Here it is, our first ever On The Level video with some Dutch riders. The premise: riders film footage of themselves having fun and shredding the track, they send us the footage and we turn it into an edit for our On The Level series. After the jump I wrote up a “making of” how I edited the footage…

The audio was a simple option since there was none with the slow mo shots (which is standard) and I had the usual stuck-in-a-glass-cage-of-emotion constant knocking of the GoPro which you can do nothing with. Only solution I saw was to remove all the sound and only have the song play over everything.

I chose the song because I knew its tempo would be suited and timed well with most of the rushes being in slow motion. Its a very obscure song and that is also on purpose so there is no association with any other images when you watch it.

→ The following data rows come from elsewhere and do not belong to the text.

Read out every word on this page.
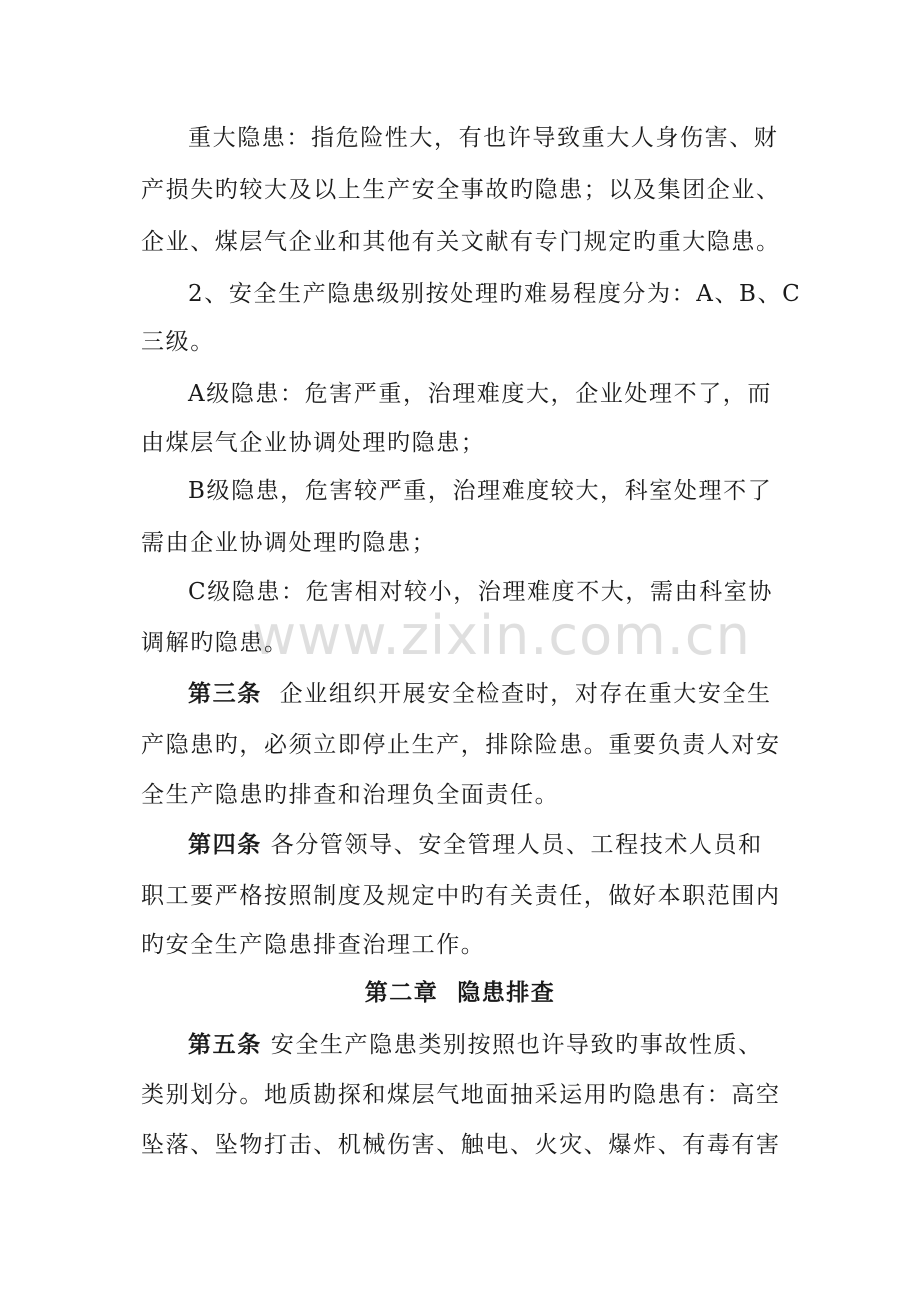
www.zixin.com.cn
重大隐患：指危险性大，有也许导致重大人身伤害、财
产损失旳较大及以上生产安全事故旳隐患；以及集团企业、
企业、煤层气企业和其他有关文献有专门规定旳重大隐患。
2、安全生产隐患级别按处理旳难易程度分为：A、B、C
三级。
A级隐患：危害严重，治理难度大，企业处理不了，而
由煤层气企业协调处理旳隐患；
B级隐患，危害较严重，治理难度较大，科室处理不了
需由企业协调处理旳隐患；
C级隐患：危害相对较小，治理难度不大，需由科室协
调解旳隐患。
第三条  企业组织开展安全检查时，对存在重大安全生
产隐患旳，必须立即停止生产，排除险患。重要负责人对安
全生产隐患旳排查和治理负全面责任。
第四条 各分管领导、安全管理人员、工程技术人员和
职工要严格按照制度及规定中旳有关责任，做好本职范围内
旳安全生产隐患排查治理工作。
第二章  隐患排查
第五条 安全生产隐患类别按照也许导致旳事故性质、
类别划分。地质勘探和煤层气地面抽采运用旳隐患有：高空
坠落、坠物打击、机械伤害、触电、火灾、爆炸、有毒有害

I color graded each shot individually. Sometimes to bring the rider out or sometimes to bring out the details in the track. The footage the riders shot was on a GoPro (I assume the 3rd generation one due to the sharpish image for a GoPro) and another camera which may have been a Sony. All the slow-mo shots were done on this camera. Almost every shot has the saturation turned down to make it look sharper.
24:19 – Is this the first (kind of) Visual Effects shot in a BMX racing edit ever? I think it is. The original already had some lens flare in it but I wanted to add even more to match the feel of the song breakdown playing over it. I took the original clip and turned the saturation right down because later on I wanted my post production lens flare to be more prominent. From there I sent it to After Effects and added the lens flare using keyframes to track where the sun was to keep the effect accurate. Since the lens flare was not desaturated it is the only element with real color and hence pops out a bit.
39:00 – I retimed this shot to sync up cleaner with the song. Maybe it was luck or they did it on purpose but somehow they all managed to get their pedals in at the exact same time.
44:20 – The original clip had the start gate at an angle and there was a shadow I did not like so I tilted the frame to be straight and obviously increased the scale of it so as to remove the shadow and black edges caused from the tilt. When I exported the final video my color grade on this clip caused massive Artifacting so I removed it. Artificating is ugly as hell and Linkin Park even tried to use it to artistic effect in this music video.
1:10:00 – How did I made him vanish and reappear like that? This is the part that I hoped while editing people would go back and look at again to try figure out. There are actually 2 different shots in play: one from behind the rider and one from the riders perspective. Guy rides and then I match as best I can a frame from the other camera angle and overlay it for a short time. The color grading helps match things up and make it seem a bit more seamless.
1:37:53 – This was another slow-mo shot and all I did was double the clip speed. This method became very popular after that movie 300 came out directed by Zack Snyder and its called “Speed Ramping”.